Anyons and matrix product operator algebras
Nick Bultinck, Michael Mariën, Dominic J. Williamson, Mehmet B. Şahinoğlu, Jutho Haegeman, Frank Verstraete
TL;DR
This work develops MPO-injective PEPS by encoding virtual topological symmetry in PMPOs and extracting topological data from the resulting C*-algebra of central idempotents. It provides a constructive framework to build anyon wavefunctions, determine fusion and braiding, and compute the S matrix and topological spins directly from virtual data, without system-size scaling. The approach is illustrated through discrete gauge theories and string-net models, reproducing known anyon structures (e.g., toric code, Fibonacci, Ising) and connecting to fusion category concepts such as the pentagon equation and Ocneanu rigidity.
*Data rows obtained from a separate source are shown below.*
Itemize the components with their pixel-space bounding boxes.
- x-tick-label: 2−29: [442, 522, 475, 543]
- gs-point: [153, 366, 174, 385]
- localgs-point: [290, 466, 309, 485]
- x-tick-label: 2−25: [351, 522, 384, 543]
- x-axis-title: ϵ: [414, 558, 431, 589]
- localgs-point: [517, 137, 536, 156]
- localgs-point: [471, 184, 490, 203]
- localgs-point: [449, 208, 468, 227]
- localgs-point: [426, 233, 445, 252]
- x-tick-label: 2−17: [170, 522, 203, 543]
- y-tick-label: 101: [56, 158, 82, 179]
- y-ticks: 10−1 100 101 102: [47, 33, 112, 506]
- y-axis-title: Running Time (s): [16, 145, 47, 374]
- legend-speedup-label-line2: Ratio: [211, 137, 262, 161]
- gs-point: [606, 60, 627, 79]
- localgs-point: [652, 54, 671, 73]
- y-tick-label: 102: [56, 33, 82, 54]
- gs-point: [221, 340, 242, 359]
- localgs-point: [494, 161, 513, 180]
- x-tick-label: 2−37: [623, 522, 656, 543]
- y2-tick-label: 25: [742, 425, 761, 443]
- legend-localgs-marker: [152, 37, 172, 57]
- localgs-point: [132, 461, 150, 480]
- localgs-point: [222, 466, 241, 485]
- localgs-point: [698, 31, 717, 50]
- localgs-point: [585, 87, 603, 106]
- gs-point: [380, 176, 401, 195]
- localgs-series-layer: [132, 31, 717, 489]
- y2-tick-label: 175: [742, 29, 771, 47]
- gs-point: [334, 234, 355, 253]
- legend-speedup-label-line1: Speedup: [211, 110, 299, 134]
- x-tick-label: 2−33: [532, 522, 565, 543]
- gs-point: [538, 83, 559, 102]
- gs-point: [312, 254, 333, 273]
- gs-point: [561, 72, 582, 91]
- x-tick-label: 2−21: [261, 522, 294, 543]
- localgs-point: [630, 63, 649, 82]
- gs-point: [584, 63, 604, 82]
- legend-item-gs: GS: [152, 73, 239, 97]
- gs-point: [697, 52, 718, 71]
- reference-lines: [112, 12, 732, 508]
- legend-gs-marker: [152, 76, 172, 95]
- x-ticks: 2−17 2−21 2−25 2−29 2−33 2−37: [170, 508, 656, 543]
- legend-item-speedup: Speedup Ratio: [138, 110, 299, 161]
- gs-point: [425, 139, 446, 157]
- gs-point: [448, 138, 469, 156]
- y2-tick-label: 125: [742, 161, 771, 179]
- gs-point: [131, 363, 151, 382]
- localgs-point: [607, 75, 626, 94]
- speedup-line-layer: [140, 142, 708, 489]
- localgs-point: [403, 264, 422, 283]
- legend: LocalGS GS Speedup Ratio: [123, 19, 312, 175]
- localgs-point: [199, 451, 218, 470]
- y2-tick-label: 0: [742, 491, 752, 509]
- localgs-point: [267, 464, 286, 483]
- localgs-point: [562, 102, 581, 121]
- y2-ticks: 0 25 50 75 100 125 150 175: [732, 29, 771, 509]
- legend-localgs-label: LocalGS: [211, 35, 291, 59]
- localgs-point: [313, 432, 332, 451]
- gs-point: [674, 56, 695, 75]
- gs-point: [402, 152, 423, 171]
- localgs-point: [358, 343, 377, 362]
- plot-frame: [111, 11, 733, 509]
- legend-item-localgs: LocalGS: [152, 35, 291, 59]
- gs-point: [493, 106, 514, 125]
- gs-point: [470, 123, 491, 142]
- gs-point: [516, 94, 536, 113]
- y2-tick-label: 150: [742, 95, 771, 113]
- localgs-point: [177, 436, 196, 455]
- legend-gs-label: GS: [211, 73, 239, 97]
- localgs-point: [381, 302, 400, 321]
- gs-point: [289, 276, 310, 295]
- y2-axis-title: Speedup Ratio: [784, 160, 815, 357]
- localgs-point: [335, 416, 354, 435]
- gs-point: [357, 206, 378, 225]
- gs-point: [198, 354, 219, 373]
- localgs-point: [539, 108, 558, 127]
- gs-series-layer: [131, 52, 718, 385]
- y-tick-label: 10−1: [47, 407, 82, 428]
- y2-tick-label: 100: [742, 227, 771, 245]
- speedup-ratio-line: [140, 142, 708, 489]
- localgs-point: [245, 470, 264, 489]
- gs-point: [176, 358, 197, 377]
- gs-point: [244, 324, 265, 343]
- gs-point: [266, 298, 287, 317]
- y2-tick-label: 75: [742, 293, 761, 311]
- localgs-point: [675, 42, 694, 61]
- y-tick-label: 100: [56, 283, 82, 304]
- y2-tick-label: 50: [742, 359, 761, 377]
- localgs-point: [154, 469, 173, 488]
The results offer a scalable, entanglement-based route to nonchiral topological order within tensor networks, with potential extensions to chiral phases, fermionic systems, and symmetry-enriched topological orders.
Abstract
Quantum tensor network states and more particularly projected entangled-pair states provide a natural framework for representing ground states of gapped, topologically ordered systems. The defining feature of these representations is that topological order is a consequence of the symmetry of the underlying tensors in terms of matrix product operators. In this paper, we present a systematic study of those matrix product operators, and show how this relates entanglement properties of projected entangled-pair states to the formalism of fusion tensor categories. From the matrix product operators we construct a C*-algebra and find that topological sectors can be identified with the central idempotents of this algebra. This allows us to construct projected entangled-pair states containing an arbitrary number of anyons. Properties such as topological spin, the S matrix, fusion and braiding relations can readily be extracted from the idempotents. As the matrix product operator symmetries are acting purely on the virtual level of the tensor network, the ensuing Wilson loops are not fattened when perturbing the system, and this opens up the possibility of simulating topological theories away from renormalization group fixed points. We illustrate the general formalism for the special cases of discrete gauge theories and string-net models.